DeepSeek: Advancing theorem proving in LLMs through large-scale synthetic data

1. _flux ◴[14 Oct 24 17:10 UTC] No.41839545[source]▶

This must be one of the best applications for LLMs, as you can always automatically verify the results, or reject them otherwise, right?

replies(5): >>41839668 #>>41839669 #>>41839866 #>>41839977 #>>41840268 #

2. yuhfdr ◴[14 Oct 24 17:43 UTC] No.41839866[source]▶

>>41839545 (TP) #

Same with code generation.

But generating useless code, or proofs, just to discard them is hardly a consequence and externality free effort.

replies(1): >>41839910 #

3. kkzz99 ◴[14 Oct 24 17:46 UTC] No.41839910[source]▶

>>41839866 #

But you can far more easily scale llm generation compared to human researchers.

replies(1): >>41839976 #

4. yuhfdr ◴[14 Oct 24 17:53 UTC] No.41839976{3}[source]▶

>>41839910 #

Sloppyjoes always assume the best case for llms and worst case for their counter example of choice.

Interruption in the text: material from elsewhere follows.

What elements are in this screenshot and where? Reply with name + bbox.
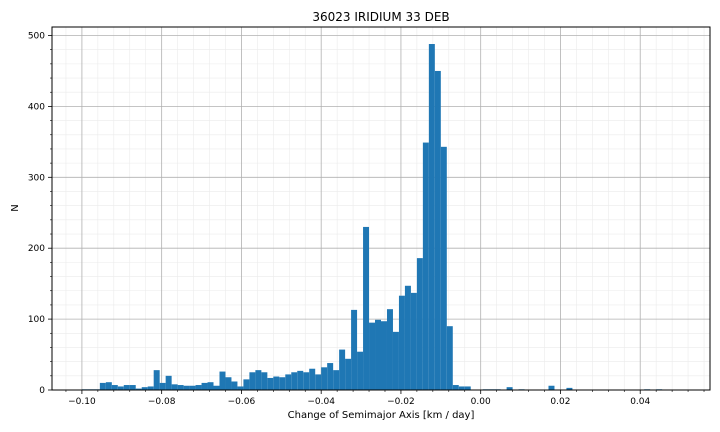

10 trillion llms, powered by a Dyson sphere, that still output slop is still worse than one unappreciated post doc.

replies(1): >>41841100 #

5. aithrowawaycomm ◴[14 Oct 24 17:53 UTC] No.41839977[source]▶

>>41839545 (TP) #

The dependence on huge amounts of synthetic data makes it hard for me to see an application for mathematicians. The theorems being proved here are incredibly boring, more like calculation-heavy homework problems from a professor who is mean to freshmen. (This is not the same thing as what Terence Tao has been looking at, which is more human language -> Lean "translation.") There is a basic problem that new and interesting mathematics does not have the data for ANNs to learn from; this mathematics is very old and there are thousands of examples online. To be extremely pedantic the authors didn't show DeepSeek was good at proofs, but rather at undergraduate competition math problems. I am assuming some of that transfers... but I am a huge critic of LLMs and even so I constantly overestimate them!

However I could see this being useful for verified software development, which usually involves a huge amount of tedious and uninteresting lemmas, and the size of the proofs becomes exhausting. Having an LLM check all 2^8 configurations of something seems worthwhile.

6. danielmarkbruce ◴[14 Oct 24 18:16 UTC] No.41840268[source]▶

>>41839545 (TP) #

Any situation involving the ability to simulate (like, weather models, bio models, physics models) is potentially a good application. It's still hard to make a good model to approximate an extremely complex function.

7. bluechair ◴[14 Oct 24 19:41 UTC] No.41841100{4}[source]▶

>>41839976 #

That was funny even if I don’t agree with the sentiment.